Background/aims: Sclerosing hepatocellular carcinoma (HCC) is an unusual subtype of HCC that is characterized by an embedded dense fibrous stroma in the tubular neoplastic structures. We aimed to assess the surgical approaches and outcomes of sclerosing HCC.
Methods: We retrospectively analyzed the clinicopathologic features of 6 patients with sclerosing HCC who underwent surgical treatment at Asan Medical Center between July 1989 and December 2005.

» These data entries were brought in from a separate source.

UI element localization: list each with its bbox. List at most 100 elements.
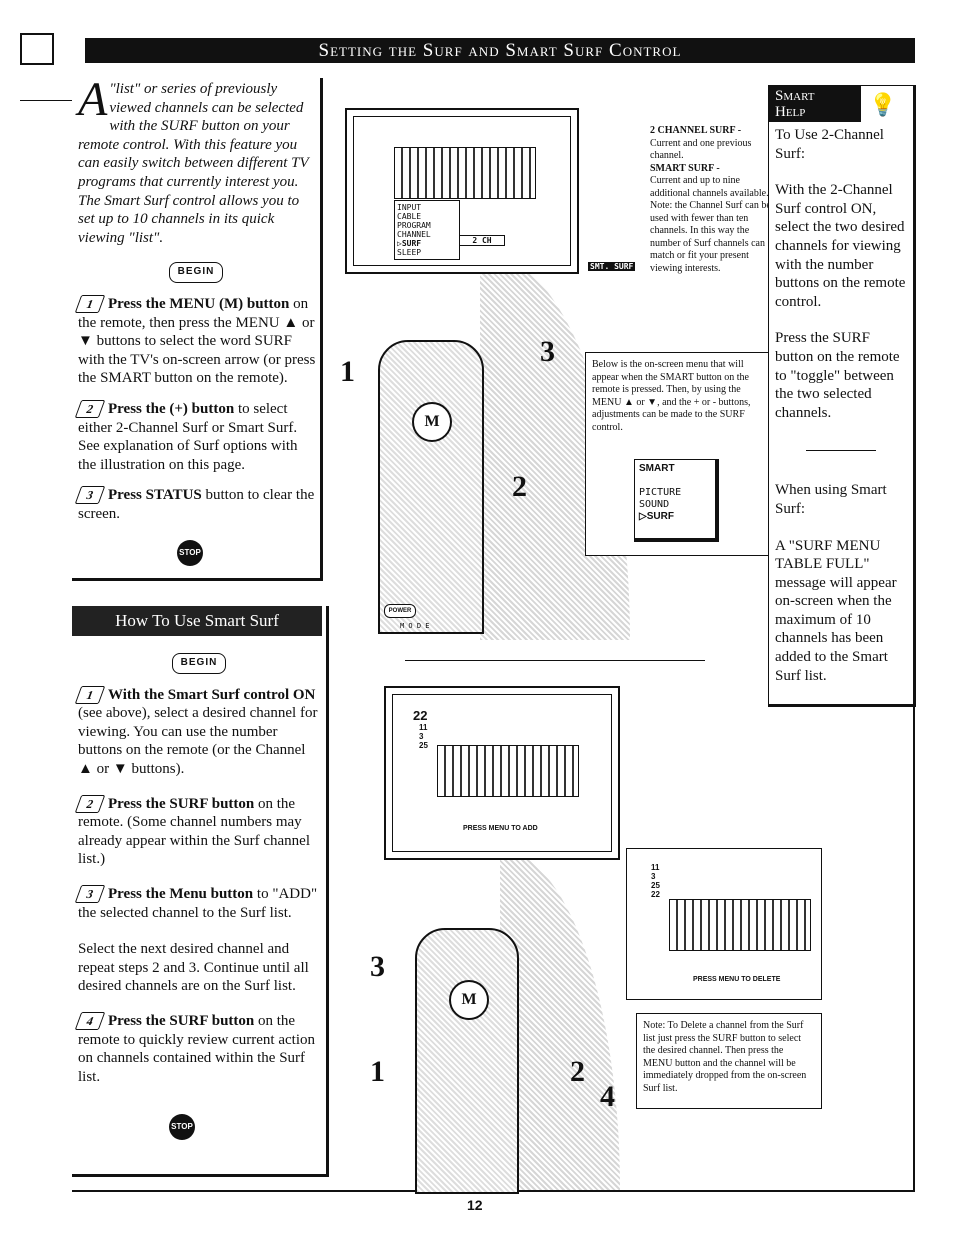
step-number: 1 <box>74 294 106 313</box>
step-bold: Press the MENU (M) button <box>108 295 290 312</box>
begin-badge: BEGIN <box>168 262 224 283</box>
help-text: Press the SURF button on the remote to "… <box>775 330 900 421</box>
title-line: Help <box>775 104 806 120</box>
step-bold: Press the SURF button <box>108 795 255 812</box>
begin-badge: BEGIN <box>171 653 227 674</box>
callout-2: 2 <box>512 470 527 503</box>
help-text: When using Smart Surf: <box>775 482 887 517</box>
page-title: Setting the Surf and Smart Surf Control <box>85 38 915 63</box>
step-bold: Press STATUS <box>108 487 202 504</box>
step-number: 2 <box>74 794 106 813</box>
setup-panel: A "list" or series of previously viewed … <box>72 73 323 581</box>
smart-menu-panel: Below is the on-screen menu that will ap… <box>585 352 770 556</box>
menu-item: SLEEP <box>397 248 422 257</box>
smart-step: 1 With the Smart Surf control ON (see abo… <box>74 685 320 779</box>
menu-item-selected: SURF <box>646 511 674 522</box>
setup-step: 3 Press STATUS button to clear the screen… <box>74 486 316 523</box>
mode-label: M O D E <box>400 622 430 630</box>
setup-step: 2 Press the (+) button to select either 2… <box>74 399 316 474</box>
step-number: 3 <box>74 486 106 505</box>
smart-surf-panel: How To Use Smart Surf BEGIN 1 With the Sm… <box>72 606 329 1177</box>
info-title: 2 CHANNEL SURF - <box>650 125 742 136</box>
step-number: 4 <box>74 1011 106 1030</box>
info-text: Current and one previous channel. <box>650 137 752 162</box>
step-bold: With the Smart Surf control ON <box>108 686 316 703</box>
surf-options-info: 2 CHANNEL SURF - Current and one previou… <box>650 125 778 275</box>
divider <box>806 450 876 452</box>
step-number: 3 <box>74 884 106 903</box>
callout-3: 3 <box>370 950 385 983</box>
smart-step: 2 Press the SURF button on the remote. (S… <box>74 794 320 869</box>
section-divider <box>405 660 705 661</box>
callout-4: 4 <box>600 1080 615 1113</box>
title-line: Smart <box>775 88 815 104</box>
info-title: SMART SURF - <box>650 162 720 174</box>
tv-screen-surf-menu: INPUT CABLE PROGRAM CHANNEL ▷SURF SLEEP … <box>345 108 579 274</box>
remote-control-illustration: M POWER M O D E <box>378 340 484 634</box>
menu-item: SOUND <box>639 499 670 510</box>
smart-help-title: Smart Help <box>769 86 861 122</box>
surf-value: 2 CH <box>459 235 505 246</box>
surf-list: 11 3 25 22 <box>651 863 660 899</box>
surf-channel: 25 <box>651 881 660 890</box>
surf-channel-highlighted: 22 <box>651 890 660 899</box>
tv-screen-add: 22 11 3 25 PRESS MENU TO ADD <box>384 686 620 860</box>
surf-channel: 11 <box>651 863 660 872</box>
step-bold: Press the SURF button <box>108 1012 255 1029</box>
corner-box <box>20 33 54 65</box>
white-house-illustration <box>437 745 579 797</box>
callout-2: 2 <box>570 1055 585 1088</box>
step-number: 2 <box>74 399 106 418</box>
surf-channel: 3 <box>651 872 656 881</box>
menu-item: INPUT <box>397 203 422 212</box>
smart-step: 3 Press the Menu button to "ADD" the sele… <box>74 884 320 922</box>
remote-control-illustration: M <box>415 928 519 1194</box>
menu-item: CABLE <box>397 212 422 221</box>
smart-help-panel: Smart Help 💡 To Use 2-Channel Surf: With… <box>768 85 916 707</box>
smart-step: 4 Press the SURF button on the remote to … <box>74 1011 320 1086</box>
setup-step: 1 Press the MENU (M) button on the remote… <box>74 294 316 388</box>
dropcap: A <box>78 73 108 126</box>
intro-text: A "list" or series of previously viewed … <box>72 73 320 247</box>
help-text: With the 2-Channel Surf control ON, sele… <box>775 182 906 310</box>
step-text: (see above), select a desired channel fo… <box>78 705 318 777</box>
menu-item-selected: SURF <box>401 239 422 248</box>
surf-channel: 3 <box>419 732 424 741</box>
intro-body: "list" or series of previously viewed ch… <box>78 81 309 246</box>
step-bold: Press the Menu button <box>108 885 254 902</box>
delete-note: Note: To Delete a channel from the Surf … <box>636 1013 822 1109</box>
stop-sign-icon: STOP <box>169 1114 195 1140</box>
white-house-illustration <box>669 899 811 951</box>
surf-channel: 25 <box>419 741 428 750</box>
help-text: To Use 2-Channel Surf: <box>775 127 884 162</box>
menu-item: PICTURE <box>639 487 682 498</box>
smart-surf-badge: SMT. SURF <box>588 262 636 271</box>
callout-1: 1 <box>340 355 355 388</box>
surf-list: 11 3 25 <box>419 723 428 750</box>
menu-title: SMART <box>639 463 675 474</box>
callout-1: 1 <box>370 1055 385 1088</box>
white-house-illustration <box>394 147 536 199</box>
section-title: How To Use Smart Surf <box>72 606 322 636</box>
tv-caption: PRESS MENU TO DELETE <box>693 976 781 983</box>
stop-sign-icon: STOP <box>177 540 203 566</box>
right-rule <box>913 700 915 1190</box>
smart-menu: SMART PICTURE SOUND ▷SURF <box>634 459 719 542</box>
lightbulb-icon: 💡 <box>869 92 897 117</box>
menu-key: M <box>412 402 452 442</box>
page-number: 12 <box>467 1197 483 1213</box>
menu-key: M <box>449 980 489 1020</box>
surf-channel: 11 <box>419 723 428 732</box>
power-key: POWER <box>384 604 416 618</box>
help-text: A "SURF MENU TABLE FULL" message will ap… <box>775 537 897 684</box>
menu-item: PROGRAM <box>397 221 431 230</box>
info-text: Current and up to nine additional channe… <box>650 175 771 274</box>
step-number: 1 <box>74 685 106 704</box>
step-bold: Press the (+) button <box>108 400 235 417</box>
frame-line <box>20 100 72 101</box>
manual-page: Setting the Surf and Smart Surf Control … <box>0 0 954 1235</box>
menu-info-text: Below is the on-screen menu that will ap… <box>592 359 751 433</box>
callout-3: 3 <box>540 335 555 368</box>
current-channel: 22 <box>413 708 428 723</box>
menu-item: CHANNEL <box>397 230 431 239</box>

Results: Six HCC patients with sclerosing HCC were diagnosed out of the total 1390 HCC patients (0.43%) during the study period. The mean age was 58 years and 4 patients were male. Weight loss and abdominal pain were the most common symptoms. The serum calcium and phosphorus levels were normal in all the patients. All of them were hepatitis B surface antigen-positive, but none was positive for hepatitis C. All the lesions were solitary. The tumor size ranged from 45 to 150 mm in diameter (median size: 81 mm). We performed right trisegmentectomy (n=1), central bisegmentectomy (n=1), right anterior segmentectomy (n=1), ex-vivo resection and autotransplantation (n=1) and right posterior segmentectomy (n=2). The median overall survival and disease free-survival periods were 24 months and 9.5 months, respectively.
Conclusions: The incidence of sclerosing HCC was very low. Sclerosing HCC was often not correctly diagnosed before an operation, but performing resection prolonged the patients' survival and their prognosis was not worse than that for ordinary HCC. Our experience implicates that aggressive surgical treatment for sclerosing HCC is beneficial for patient survival.